The legal doctrine of premises liability is an umbrella concept covering a broad range of potential liability borne by individuals and organizations that own, possess, and control real property. Premises liability covers a suite of specific types of injuries, such as slip-and-fall accidents, injuries caused by damaged infrastructure, and in some cases even injuries caused by other people. Property insurance is often designed specifically to address premises liability risk, but it won’t necessarily cover the entire cost of a serious injury. It can help a church to understand what premises liability is, and how it works.
Premises liability is a subcategory of negligence, the bread-and-butter of personal injury lawyers everywhere. In essence, negligence applies to circumstances where a defendant owed a duty of care to the injured plaintiff, failed to meet that duty of care, and as a consequence the plaintiff suffered an injury. In premises liability cases, the defendant who controls, owns, or possesses a property (such as a church’s ownership or control of the building where it holds meetings) owes a duty to exercise reasonable care to prevent injury to visitors to the property.
The duty to exercise reasonable care involves considerable nuance. What is reasonable care? What sort of harms does a church need to think about as it evaluates the safety of its property? There are some guiding principles that can help a church examine its potential risks:
- The foreseeability of harm. Good maintenance practices can go a long way toward mitigating the risk of a premises liability lawsuit. If a condition exists on the property that causes an injury that in hindsight was readily foreseeable, the church is more likely to lose the resulting personal injury case. Loose paving stones on a stairway are a good example of a problem that could foreseeably cause a slip-and-fall.
- The seriousness of the defendant’s conduct. Whether a landowner will be held liable for premises liability depends in part on how it behaved with respect to the cause of the plaintiff’s injury. To go back to the loose flagstone example, if the church was aware of the loose stone for years but didn’t do anything about it, that would weigh against it. On the other hand, if the stone came loose only after the plaintiff stepped on it, the church might escape significant liability.
- The nature of the activities taking place on the property. A church needs to evaluate the risk of injury in light of the kinds of activities happening on its property. Routine religious services might involve a different degree of risk from, for example, a dancing class. The property needs to be safe for the uses to which it will be put.

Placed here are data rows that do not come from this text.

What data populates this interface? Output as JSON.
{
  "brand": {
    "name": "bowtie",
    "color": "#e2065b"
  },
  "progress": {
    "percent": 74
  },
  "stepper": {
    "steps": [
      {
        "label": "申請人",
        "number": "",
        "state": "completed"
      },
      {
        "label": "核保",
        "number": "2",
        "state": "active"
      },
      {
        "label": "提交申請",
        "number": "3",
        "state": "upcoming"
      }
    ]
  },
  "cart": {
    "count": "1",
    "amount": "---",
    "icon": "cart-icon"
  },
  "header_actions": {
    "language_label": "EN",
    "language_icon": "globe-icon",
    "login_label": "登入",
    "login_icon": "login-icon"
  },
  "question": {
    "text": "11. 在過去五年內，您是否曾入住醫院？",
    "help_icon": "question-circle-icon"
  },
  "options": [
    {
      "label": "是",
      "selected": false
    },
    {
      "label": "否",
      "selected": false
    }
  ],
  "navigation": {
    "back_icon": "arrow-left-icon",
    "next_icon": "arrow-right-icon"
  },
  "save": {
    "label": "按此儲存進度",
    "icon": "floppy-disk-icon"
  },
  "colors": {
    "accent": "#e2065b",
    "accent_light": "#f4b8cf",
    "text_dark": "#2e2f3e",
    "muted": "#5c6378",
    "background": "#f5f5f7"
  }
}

- Third party actions. Premises liability can sometimes apply in cases where a visitor hurts another visitor on the property, even if the injury was caused by mistake. The extent to which a church is required to intervene to prevent these kinds of injuries will depend on the details of the case. An example where a duty might arise to act would be if a person arrived at church drunk and belligerent. The challenge in such cases is how to intervene in a safe and effective manner. Some churches may want to think through how they will respond to scenarios like this before they arise.